Here, we eliminate these restrictions, and develop a more general model for information maximization. For a known photoreceptor mosaic, and given a specification of retinal blur, photoreceptor noise, ganglion cell noise, and an image probability model, we can compute the mutual information between the image and the RGC population firing rates. If both noise sources are white and Gaussian, the receptive fields that optimize information transfer may be efficiently computed, and are unique up to an arbitrary orthogonal matrix.

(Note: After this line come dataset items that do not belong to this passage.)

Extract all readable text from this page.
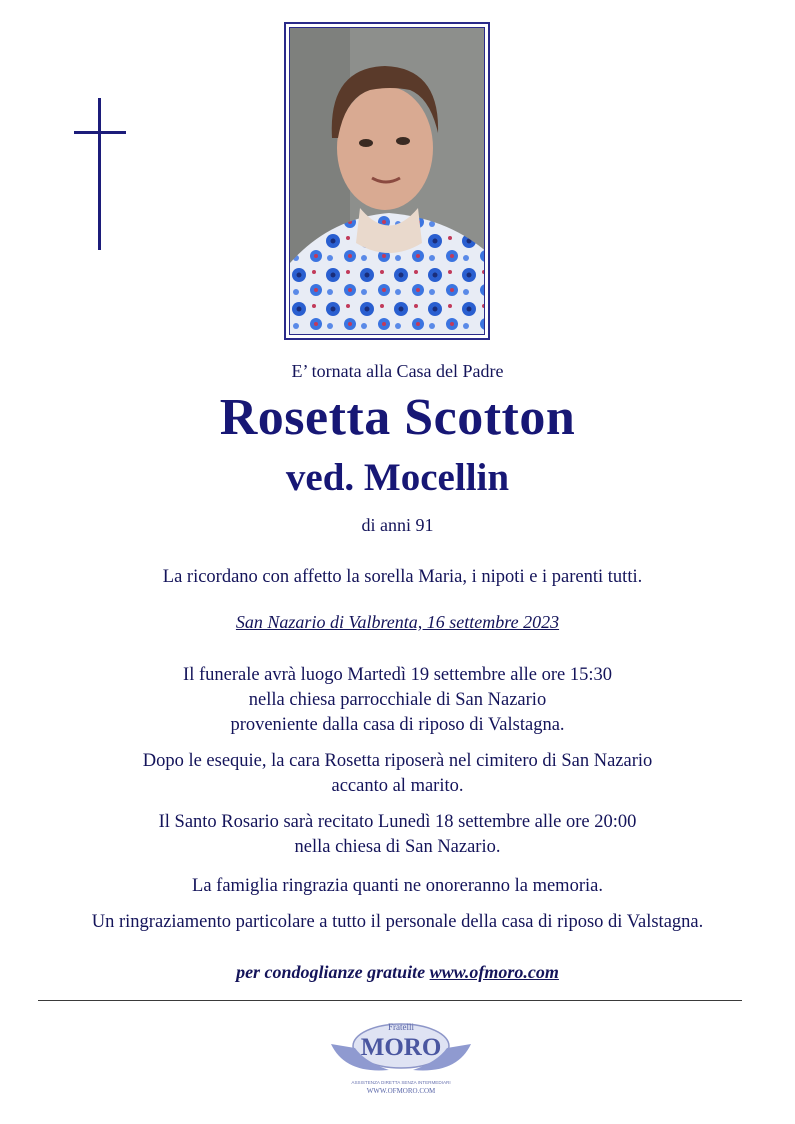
E’ tornata alla Casa del Padre
Rosetta Scotton
ved. Mocellin
di anni 91
La ricordano con affetto la sorella Maria, i nipoti e i parenti tutti.
San Nazario di Valbrenta, 16 settembre 2023
Il funerale avrà luogo Martedì 19 settembre alle ore 15:30
nella chiesa parrocchiale di San Nazario
proveniente dalla casa di riposo di Valstagna.
Dopo le esequie, la cara Rosetta riposerà nel cimitero di San Nazario
accanto al marito.
Il Santo Rosario sarà recitato Lunedì 18 settembre alle ore 20:00
nella chiesa di San Nazario.
La famiglia ringrazia quanti ne onoreranno la memoria.
Un ringraziamento particolare a tutto il personale della casa di riposo di Valstagna.
per condoglianze gratuite www.ofmoro.com
Fratelli
MORO
ASSISTENZA DIRETTA SENZA INTERMEDIARI
WWW.OFMORO.COM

We compare this solution to data recorded in vitro from macaque retina using a large-scale multielectrode. Both cone locations and RGC receptive fields are estimated based on spike-triggered averaging. We analyzed a patch of retina that covers roughly 4 x 8 deg in visual angle at 40 deg eccentricity. We compute the optimal model receptive fields based on the measured cone mosaic, using a natural image data set [Doi et al., 2003], assuming optical blur to be that of humans at the same retinal eccentricity [Navarro et al., 1993], and with noise roughly matched to neural data [Borst and Theunissen 1999]. We select the unconstrained orthogonal matrix so as to minimize the squared error between measured and model receptive fields.

The resulting population of receptive fields is consistent with those estimated for the real cells. They exhibit not only the general position and size of the real cells, but also the remarkably precise "tiling" seen in the real cells, with the idiosyncratic shapes of each individual cell complementing those of their neighbors like interlocking pieces of a jigsaw puzzle. Thus, we conclude that the precise shape and size of individual RGCs, as well as the tiling behaviors of the population, are consistent with the efficient coding hypothesis.